I don’t expect a balanced approach from an op-ed. Why would I? Op-eds are opinion pieces, and people aren’t that balanced in their approaches to most things. They approach them through a partisan lens and basically reiterate and reinterpret what their side already thinks.
It is what it is.
But I came across an op-ed that, based on its title, acknowledges that guns will always be with us, then manages to get so many other things wrong it’s painfully hilarious.
What is it about guns that makes them particularly attractive to some men? The poet William Matthews has gone so far as to call guns “the jewelry of men.” He may have a point.
Maybe part of the attraction is that they even the odds in life, or seem to. Al Capone identified guns as equalizers, and inadvertently or not, single-minded pro-gun activists have made a creed of a word coined by a convicted, syphilitic murderer and crime-boss.
In just the Second paragraph, we have this nonsense.
There’s no link to Capone saying this, though I’m not inclined to doubt that he did, but this is an attempt at guilt by association. Capone said something that sort of sounds similar to what a lot of us say, so it creates a link.
However, where most of us are deriving our statement from isn’t the notorious gangster but Samuel Colt. “God created men equal, Col. Colt made them equal…” dates from well before Capone was a twinkle in his daddy’s eye.
But who cares about that when you can try and imply that we’re all just following a gangster’s lead?
Moving on…
But a third tradition now exists with them — the armed citizen. Making light of the Second Amendment’s insistence that citizens may possess firearms when involved with militias, gun-owners now do so as individuals because the Supreme Court has confirmed their right as settled law
This nonsense again?
The Second Amendment makes no such insistence. Yes, it mentions the militia, but it also specifically protects the people’s right to keep and bear arms. The people. That has been interpreted to mean all people in every other right preserved in the Constitution. Why would it just apply to the militia in this one instance?

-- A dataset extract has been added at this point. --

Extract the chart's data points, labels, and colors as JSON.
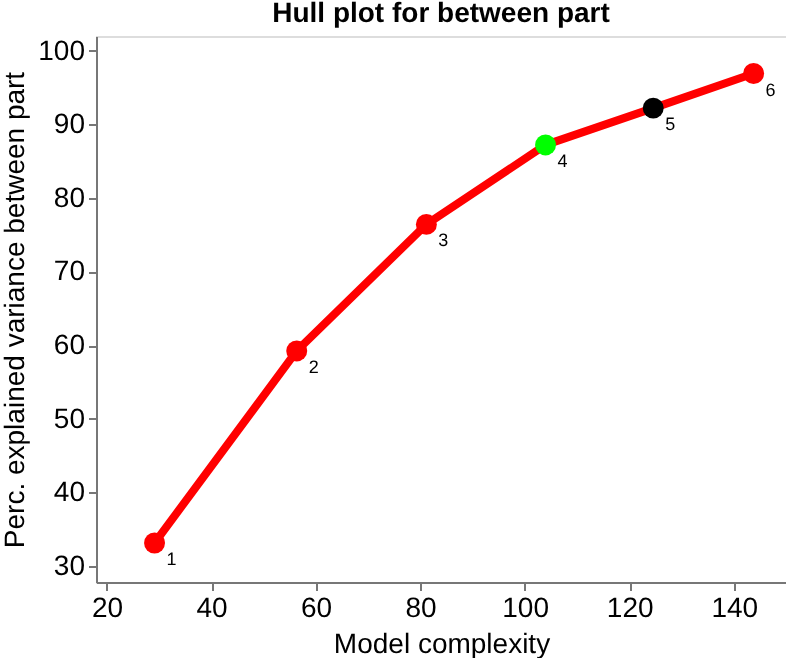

The short answer is that it doesn’t. That’s why the Supreme Court ruled it was an individual right.
One of the regrettable attitudes created in a society where civilians can be so easily and heavily armed is that one’s fellow citizens are no longer seen as neighbors, but possible adversaries with whom you may have to deal lethally at some point. I leave aside the concomitant vigilante mentality that goes with this together with the belief that the righteous gun-owner is willing to fight the government itself if his Second Amendments rights (as he sees them) are not respected.
Except that’s literally not the case.
Oh, there are potential adversaries out there, sure. That doesn’t change because one lacks firearms, though. We all know there are bad people who want to do bad things. These are the natural adversary of the law-abiding citizen.

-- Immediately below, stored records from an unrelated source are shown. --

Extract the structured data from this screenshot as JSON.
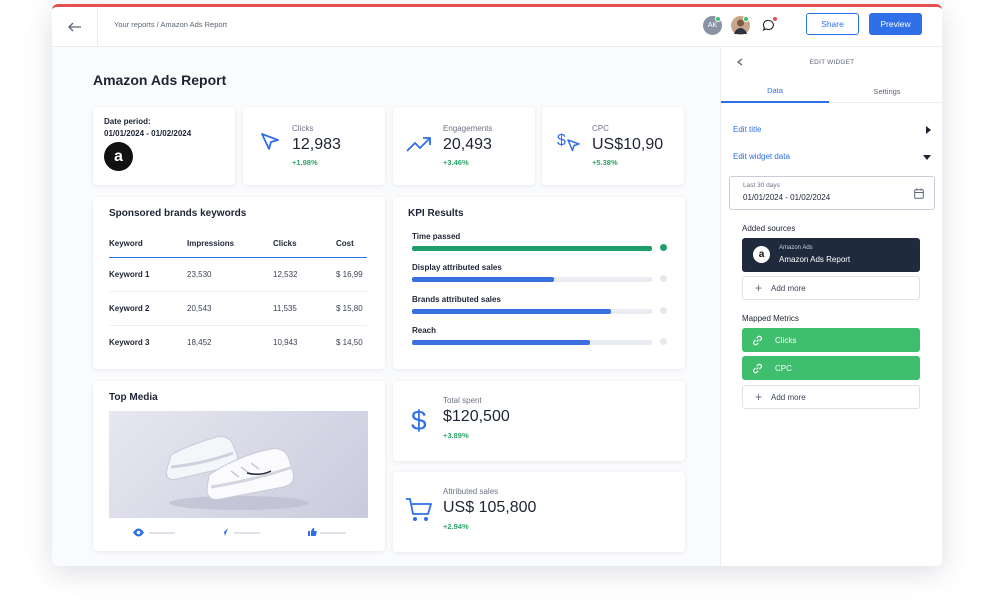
{
  "topbar": {
    "breadcrumb": "Your reports / Amazon Ads Report",
    "avatar_initials": "AK",
    "share_label": "Share",
    "preview_label": "Preview"
  },
  "page": {
    "title": "Amazon Ads Report"
  },
  "date_card": {
    "label": "Date period:",
    "value": "01/01/2024 - 01/02/2024",
    "logo": "a"
  },
  "kpis": [
    {
      "label": "Clicks",
      "value": "12,983",
      "change": "+1.98%",
      "icon": "cursor-icon"
    },
    {
      "label": "Engagements",
      "value": "20,493",
      "change": "+3.46%",
      "icon": "trend-up-icon"
    },
    {
      "label": "CPC",
      "value": "US$10,90",
      "change": "+5.38%",
      "icon": "dollar-cursor-icon"
    }
  ],
  "keywords": {
    "title": "Sponsored brands keywords",
    "columns": [
      "Keyword",
      "Impressions",
      "Clicks",
      "Cost"
    ],
    "rows": [
      [
        "Keyword 1",
        "23,530",
        "12,532",
        "$ 16,99"
      ],
      [
        "Keyword 2",
        "20,543",
        "11,535",
        "$ 15,80"
      ],
      [
        "Keyword 3",
        "18,452",
        "10,943",
        "$ 14,50"
      ]
    ]
  },
  "kpi_results": {
    "title": "KPI Results",
    "items": [
      {
        "label": "Time passed",
        "progress": 1.0,
        "color": "#1e9e68",
        "done": true
      },
      {
        "label": "Display attributed sales",
        "progress": 0.59,
        "color": "#3a6fe0",
        "done": false
      },
      {
        "label": "Brands attributed sales",
        "progress": 0.83,
        "color": "#3a6fe0",
        "done": false
      },
      {
        "label": "Reach",
        "progress": 0.74,
        "color": "#3a6fe0",
        "done": false
      }
    ]
  },
  "top_media": {
    "title": "Top Media",
    "actions": [
      "eye-icon",
      "send-icon",
      "thumbs-up-icon"
    ]
  },
  "total_spent": {
    "label": "Total spent",
    "value": "$120,500",
    "change": "+3.89%"
  },
  "attributed_sales": {
    "label": "Attributed sales",
    "value": "US$ 105,800",
    "change": "+2.94%"
  },
  "sidebar": {
    "header": "EDIT WIDGET",
    "tabs": [
      "Data",
      "Settings"
    ],
    "active_tab": "Data",
    "edit_title": "Edit title",
    "edit_data": "Edit widget data",
    "date_range_label": "Last 30 days",
    "date_range_value": "01/01/2024 - 01/02/2024",
    "added_sources_label": "Added sources",
    "source_type": "Amazon Ads",
    "source_name": "Amazon Ads Report",
    "add_more": "Add more",
    "mapped_metrics_label": "Mapped Metrics",
    "metrics": [
      "Clicks",
      "CPC"
    ]
  },
  "colors": {
    "accent": "#2f6fe8",
    "positive": "#2ea56a",
    "metric_green": "#3fbe6d",
    "source_dark": "#1f2a3c"
  }
}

But if you somehow think that your neighbors are potential adversaries simply because you and they might own guns, then you should probably get your head examined. The mere ability to defend themselves doesn’t make them my adversary simply because they have a gun. If anything marks them as such, it’s their attitudes and actions.
Again, that doesn’t change simply because one does or doesn’t have firearms.
Finally:
Without any further consideration of the basis for a gun-culture, what conclusions can be safely drawn from the annual harvest of gun-deaths as we have them? It seems to me that the facts make their own arguments.
In a study that graded countries for their record on gun control, the United States received a grade of D across the board. Japan, one of many that received an A, makes it illegal for citizens to own a firearm or sword. This makes weapon ownership there not a right but a crime. To ensure compliance, Japanese police are authorized to search any home where the presence of weapons is so much as suspected.
An essentially gunless society like Japan (and there are others) has an average of 30 gun-deaths a year, while the United States has as many as 80 per day. It seems logical to conclude that widespread gun-ownership just might have something to do with the death rate.
Again, like so many others, the author here is looking at only part of the picture.
As we’ve noted before, the non-gun homicide rate here in the US is significantly higher than the total homicide rate in Japan. If it were simply a matter of guns, we’d expect to see our non-gun homicide rate on par with other developed nations’ non-gun homicide rates. Instead, we see something very different.
So basically, this author comes to the correct conclusion, but he’s lamenting the fact, not celebrating it.
He should probably rethink that position, though, because this is just part of the faulty “reasoning” he used to come to that conclusion.